Virei as costas como uma menina que há muito já deixei de ser e saí batendo pés e portas, com um estrondo rouco me acompanhando até o quarto. E, minutos depois, com os olhos marejados e mais calma, voltei para dizer que nos meus ninguém mexia.

- Mas estão de qualquer jeito! Não há ordem nenhuma...

Como não? E mostrei, meio envergonhada, com a culpa de quem minutos antes tinha olhado com desdém para sua tabela de Excel, que na minha parede os guias de viagem ficavam perto do teto. Abri o de Londres e mostrei os bilhetes de metrô colados pelas páginas, as entradas de museus, as minhas fotos arrastando malas pelo aeroporto de Heathrow, com os cabelos louros que imitavam uma moda da época e a pele bronzeada de quem tinha vindo do verão carioca.

Nas prateleiras que ficam na altura dos meus olhos, guardo os melhores, uma coleção que eu poderia chamar de meus livros de cabeceira. Fernando me olhou com um sorriso disfarçado. Só uma indecisa como eu poderia ter feito uma seleção de favoritos tão extensa. Não importa. Me dava conforto ver os Machados seguidos das Lygias, acompanhando Clarices e Virginias. Era bom ter eles todos reunidos por perto.

Na prateleira debaixo, vários livros com a correspondência de escritores e (isso não contei), dentro deles distribui cartas que troquei ao longo da vida.
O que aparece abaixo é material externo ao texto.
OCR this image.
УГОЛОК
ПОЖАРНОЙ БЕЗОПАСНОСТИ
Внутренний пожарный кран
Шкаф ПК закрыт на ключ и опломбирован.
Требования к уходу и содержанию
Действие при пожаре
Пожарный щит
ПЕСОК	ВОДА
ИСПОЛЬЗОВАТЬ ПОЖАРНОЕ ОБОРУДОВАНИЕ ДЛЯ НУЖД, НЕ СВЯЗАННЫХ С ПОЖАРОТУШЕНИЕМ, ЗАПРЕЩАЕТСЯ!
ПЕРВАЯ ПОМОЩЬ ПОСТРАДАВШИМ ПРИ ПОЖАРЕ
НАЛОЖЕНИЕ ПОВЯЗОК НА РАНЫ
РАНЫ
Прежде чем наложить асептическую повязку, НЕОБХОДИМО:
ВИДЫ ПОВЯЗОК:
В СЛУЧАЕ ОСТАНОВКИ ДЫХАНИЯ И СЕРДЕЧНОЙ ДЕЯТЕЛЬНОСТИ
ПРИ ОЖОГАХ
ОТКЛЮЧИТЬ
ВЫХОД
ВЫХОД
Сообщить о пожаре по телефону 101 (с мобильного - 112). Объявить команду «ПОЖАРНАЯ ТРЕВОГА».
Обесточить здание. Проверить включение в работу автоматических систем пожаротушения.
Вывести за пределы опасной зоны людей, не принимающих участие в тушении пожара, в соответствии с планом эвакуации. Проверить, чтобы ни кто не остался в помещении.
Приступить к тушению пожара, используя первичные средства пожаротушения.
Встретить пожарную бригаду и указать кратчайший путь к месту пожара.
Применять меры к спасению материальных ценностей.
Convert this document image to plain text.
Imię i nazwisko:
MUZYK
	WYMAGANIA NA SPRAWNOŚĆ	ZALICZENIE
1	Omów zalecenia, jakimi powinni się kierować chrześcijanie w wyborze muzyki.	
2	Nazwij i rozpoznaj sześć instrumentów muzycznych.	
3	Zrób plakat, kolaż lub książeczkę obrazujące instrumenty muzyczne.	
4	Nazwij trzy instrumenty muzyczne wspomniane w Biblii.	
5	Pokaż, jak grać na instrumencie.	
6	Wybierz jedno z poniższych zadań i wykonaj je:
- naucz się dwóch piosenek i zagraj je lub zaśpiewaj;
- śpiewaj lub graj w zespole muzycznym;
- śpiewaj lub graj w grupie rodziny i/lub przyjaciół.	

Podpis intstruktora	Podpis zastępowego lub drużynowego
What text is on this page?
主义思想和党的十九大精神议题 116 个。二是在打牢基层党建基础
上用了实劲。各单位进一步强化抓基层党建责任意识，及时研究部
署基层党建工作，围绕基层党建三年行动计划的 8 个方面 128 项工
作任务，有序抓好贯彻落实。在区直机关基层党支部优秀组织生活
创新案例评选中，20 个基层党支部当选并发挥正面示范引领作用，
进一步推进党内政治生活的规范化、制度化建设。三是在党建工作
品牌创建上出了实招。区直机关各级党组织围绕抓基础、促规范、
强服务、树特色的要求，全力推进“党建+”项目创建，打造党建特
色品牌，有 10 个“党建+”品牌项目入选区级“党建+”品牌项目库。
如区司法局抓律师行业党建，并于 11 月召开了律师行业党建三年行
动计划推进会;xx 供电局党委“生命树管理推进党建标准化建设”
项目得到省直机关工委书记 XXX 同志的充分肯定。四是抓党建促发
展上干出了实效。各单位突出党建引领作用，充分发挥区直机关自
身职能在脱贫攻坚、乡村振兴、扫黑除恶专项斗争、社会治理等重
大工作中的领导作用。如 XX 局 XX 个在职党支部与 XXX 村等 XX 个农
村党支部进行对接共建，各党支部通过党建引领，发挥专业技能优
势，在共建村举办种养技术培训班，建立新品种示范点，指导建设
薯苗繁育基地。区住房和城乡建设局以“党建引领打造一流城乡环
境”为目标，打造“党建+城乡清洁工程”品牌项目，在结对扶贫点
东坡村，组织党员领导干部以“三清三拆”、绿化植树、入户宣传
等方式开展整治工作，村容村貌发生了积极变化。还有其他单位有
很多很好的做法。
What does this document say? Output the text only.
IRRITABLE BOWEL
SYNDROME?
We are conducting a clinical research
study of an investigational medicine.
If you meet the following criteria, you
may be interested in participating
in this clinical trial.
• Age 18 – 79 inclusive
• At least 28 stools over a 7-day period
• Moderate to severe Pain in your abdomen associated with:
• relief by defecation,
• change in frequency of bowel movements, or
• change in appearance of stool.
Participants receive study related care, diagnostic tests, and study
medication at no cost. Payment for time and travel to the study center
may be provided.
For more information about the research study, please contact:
No volume com a correspondência de Guimarães Rosa para um de seus tradutores, cartas que troquei, aos 22 anos, com um analista, quando fui passar dois meses circulando de mochila pela Itália. Toco a lombada e, ainda hoje, lembro de suas mãos expressivas e os óculos de aros finos. Ali, estão os bilhetes breves que me enviou como resposta, sempre ambíguos, sempre carinhosos.

Fernando me devolveu a lista, resignado. Não tive coragem de jogar fora. Achei bonito ver todos os meus livros enfileirados. Botei no mural da cozinha, junto com a carta de amor da vizinha.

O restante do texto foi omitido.